La bonne santé financière de notre collectivité vous permet de renforcer financièrement l’aide aux collectivités locales en augmentant la participation aux contrats de territoire par une affectation supplémentaire de 5,9M€. Également, l’élargissement des dépenses éligibles à l’aide aux petites communes rurales est à relever notamment dans sa traduction par l’aide à la rénovation énergétique et la transition numérique.

Cette redistribution des richesses est indispensable pour répondre aux besoins de nos territoires mais car il y a un mais, le décalage entre l’annonce de l’aide financière et la réalité de terrain est décevant ! J’en veux pour preuve l’enveloppe complémentaire globale attribuée aux contrats de territoire sur la période 2017-2021. Sur les 59M€ attribués, il reste un disponible de 53M€  après crédits fléchés auxquels vient  s’ajouter l’enveloppe de 5,9M€ complémentaires, une situation qui ne  peut que nous interroger ?

 L’effort financier du département ne trouve pas de concrétisation significative sur les territoires autant pour les petites communes que pour les Intercommunalités. Nous reviendrons également sur cette problématique lors du prochain DOB car il nous semble nécessaire de revisiter les conditions d’éligibilité et d’engager une simplification des procédures trop lourdes dans la constitution des dossiers qui mobilise les services pour  aboutir parfois  à des refus dommageables pour les collectivités candidates.

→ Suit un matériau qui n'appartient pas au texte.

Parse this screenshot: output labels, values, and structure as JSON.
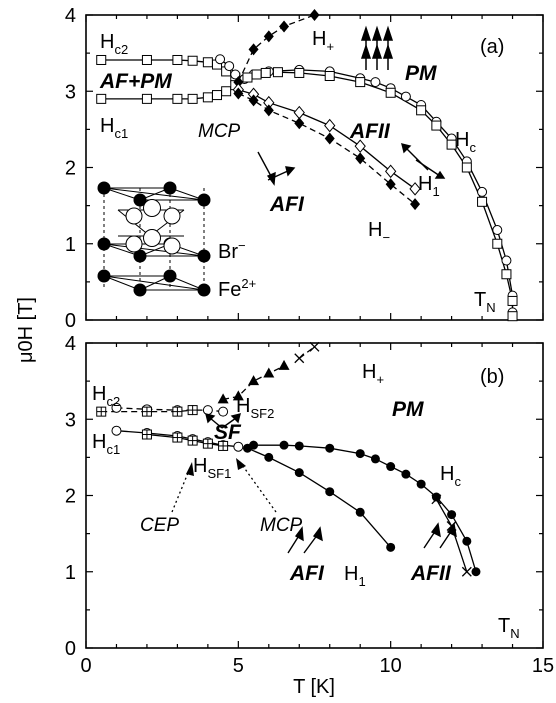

Un autre point suscite notre réflexion, celui des DSP portuaires dont le volet plaisance se trouve en difficulté financière, pour exemple, la société Port Deauville dont l’évolution des comptes financiers entre 2016 et 2018 se fragilise avec un chiffre d’affaire à -7,7%, une marge commerciale à -93%, une capacité d’autofinancement nettement en baisse ainsi que la trésorerie même si le fonds de roulement tend à se maintenir. Un même constat peut être être fait sur le port de plaisance de Dives- Cabourg – Houlgate. Seuls les ports de Honfleur et Courseulles également en situation délicate nous sécurisent par les garanties  apportées par les communes. Il serait intéressant de se pencher sur la question des garanties à solliciter ? L’injection d’une participation financière du département à hauteur de 100 M€  annoncé lors des assises de la Mer ne sera  pas suffisante là où le besoin serait d’au moins quatre fois supérieur pour parvenir au redressement nécessaire. Un sujet sur lequel nos spécialistes reviendront  au prochain  DOB,  notamment sur la question de fond d’une compétence régionale que vous avez choisie de conserver avec des arguments certes  recevables liés au savoir-faire et à la reconnaissance d’un territoire bordé de côtes  mais qui ne doit pas nuire aux autres compétences et missions essentielles du département.

Quelques domaines d’action évoqués auxquels s’ajouteront ceux des solidarités humaines, de la politique culturelle et de la gestion du personnel  pour lesquelles nous apporterons notre réflexion en étant force de proposition au débat de fin d’année  qui s’engage.

En cohérence avec notre vote au BP 2019, nous voterons contre la DM 2

En vous remerciant,

Edith HEUZÉ

Pour le groupe d’opposition des élus socialistes.